When Barack Obama was elected the US’s 44th President opponents of the Bush Administration’s unrelentingly cruel detention of so called enemy combatants at Guantanamo Bay and other jails, collectively cried with joy. President Obama promised a winding down of Guantanamo Bay and more humane and fair treatment of those rounded up and captured in Afghanistan and other parts of the globe by the Americans since 9/11.

But are things really different? Last Friday, the Obama Administration took steps to prevent Judge John Bates of the US District Court in Washington from going ahead with hearing a challenge by four men who have been held for six years as ‘enemy combatants’ at the Bagram Air Base in Afghanistan.

A week earlier, Judge Bates, in a 53 page ruling, said that Fadi al Maqaleh and Amin al Bakri, who are Yemeni citizens, Haji Wazir, an Afghan citizen, and Al-Najar, a citizen of Tunisia, were entitled to bring a habeas corpus challenge against their continued detention by the US. These men all contested their enemy combatant status and none of them was captured in Afghanistan but were simply brought there to be detained. According to Judge Bates, these four men are in a similar, if not worse position, than those held at Guantanamo Bay who also successfully challenged their detention in a US Supreme Court case called Boumediene;

They are non-citizens who were (as alleged here) apprehended in foreign lands far from the United States and brought to yet another country for detention…these petitioners have been determined to be “enemy combatants,” a status they contest. Moreover, the process used to make that determination is inadequate and, indeed, significantly less than the Guantanamo detainees in Boumediene received.

The Obama Administration’s response to Judge Bates’ ruling is one of extraordinary caution, and at its worst could be said to be putting process ahead of real human rights concerns. The Department of Justice’s Good Friday response to Judge Bates’ ruling argues that because President Obama has ordered a ‘comprehensive review’ of detention of persons in anti-terrorist or war activities, these four men can wait until that process is completed — at this stage by July.

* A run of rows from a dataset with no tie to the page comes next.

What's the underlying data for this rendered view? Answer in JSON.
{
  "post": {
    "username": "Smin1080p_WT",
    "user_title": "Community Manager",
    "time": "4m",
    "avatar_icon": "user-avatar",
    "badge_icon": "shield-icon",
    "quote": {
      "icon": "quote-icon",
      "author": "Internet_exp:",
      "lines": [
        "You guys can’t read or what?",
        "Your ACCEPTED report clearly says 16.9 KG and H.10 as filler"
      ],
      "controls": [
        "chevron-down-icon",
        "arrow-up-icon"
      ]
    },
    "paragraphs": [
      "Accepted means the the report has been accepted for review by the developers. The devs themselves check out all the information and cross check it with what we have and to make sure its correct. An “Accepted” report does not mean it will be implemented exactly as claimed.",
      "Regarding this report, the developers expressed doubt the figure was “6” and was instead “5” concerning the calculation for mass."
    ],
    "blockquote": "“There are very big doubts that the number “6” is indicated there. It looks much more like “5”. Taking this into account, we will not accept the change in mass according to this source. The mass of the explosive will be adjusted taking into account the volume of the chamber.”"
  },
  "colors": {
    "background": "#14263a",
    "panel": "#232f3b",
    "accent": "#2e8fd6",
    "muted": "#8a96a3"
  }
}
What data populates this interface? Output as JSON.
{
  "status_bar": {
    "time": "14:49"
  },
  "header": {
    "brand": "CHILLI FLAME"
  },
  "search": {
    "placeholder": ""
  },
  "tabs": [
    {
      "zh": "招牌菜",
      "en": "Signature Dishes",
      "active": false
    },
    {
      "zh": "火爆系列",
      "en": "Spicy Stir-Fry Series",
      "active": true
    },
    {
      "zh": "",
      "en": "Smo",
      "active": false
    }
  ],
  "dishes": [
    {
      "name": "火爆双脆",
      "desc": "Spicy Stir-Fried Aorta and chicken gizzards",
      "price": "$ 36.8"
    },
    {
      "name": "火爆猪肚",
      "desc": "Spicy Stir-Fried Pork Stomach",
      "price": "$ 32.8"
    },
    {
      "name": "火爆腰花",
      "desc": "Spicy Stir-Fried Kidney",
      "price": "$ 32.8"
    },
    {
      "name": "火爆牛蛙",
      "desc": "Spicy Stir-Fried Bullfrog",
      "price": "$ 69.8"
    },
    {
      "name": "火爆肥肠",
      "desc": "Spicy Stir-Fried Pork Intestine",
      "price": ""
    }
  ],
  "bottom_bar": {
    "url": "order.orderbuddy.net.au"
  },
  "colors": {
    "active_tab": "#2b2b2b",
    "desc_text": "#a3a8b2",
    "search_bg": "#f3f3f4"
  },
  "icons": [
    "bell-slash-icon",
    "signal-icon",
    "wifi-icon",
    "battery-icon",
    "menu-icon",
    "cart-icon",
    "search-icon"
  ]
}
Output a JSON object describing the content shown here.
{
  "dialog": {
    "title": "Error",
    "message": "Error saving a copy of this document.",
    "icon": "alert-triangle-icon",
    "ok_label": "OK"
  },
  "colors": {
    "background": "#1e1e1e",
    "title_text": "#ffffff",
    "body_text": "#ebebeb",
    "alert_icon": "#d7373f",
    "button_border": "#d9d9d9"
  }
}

And in language reminiscent of the type used by the Bush Administration lawyers, the Department of Justice argues that, “the extensive harms to the Government and the public interest involved in further proceedings envisioned by the Court in these cases, and the likelihood of respondents’ success on the merits of appeal, strongly warrant a stay pending appeal.”

In addition the Obama Administration is appealing against Judge Bates’ ruling and has given the case top priority so the appeal can be heard quickly.

It would be unfair to characterise the Obama Administration as a carbon copy of its predecessor on the matter detention policies, but as this case illustrates it is certainly not keen for the courts to hand victories to people it has locked away over the past few years. On that issue it shares a similar view to that held by President Bush’s lawyers.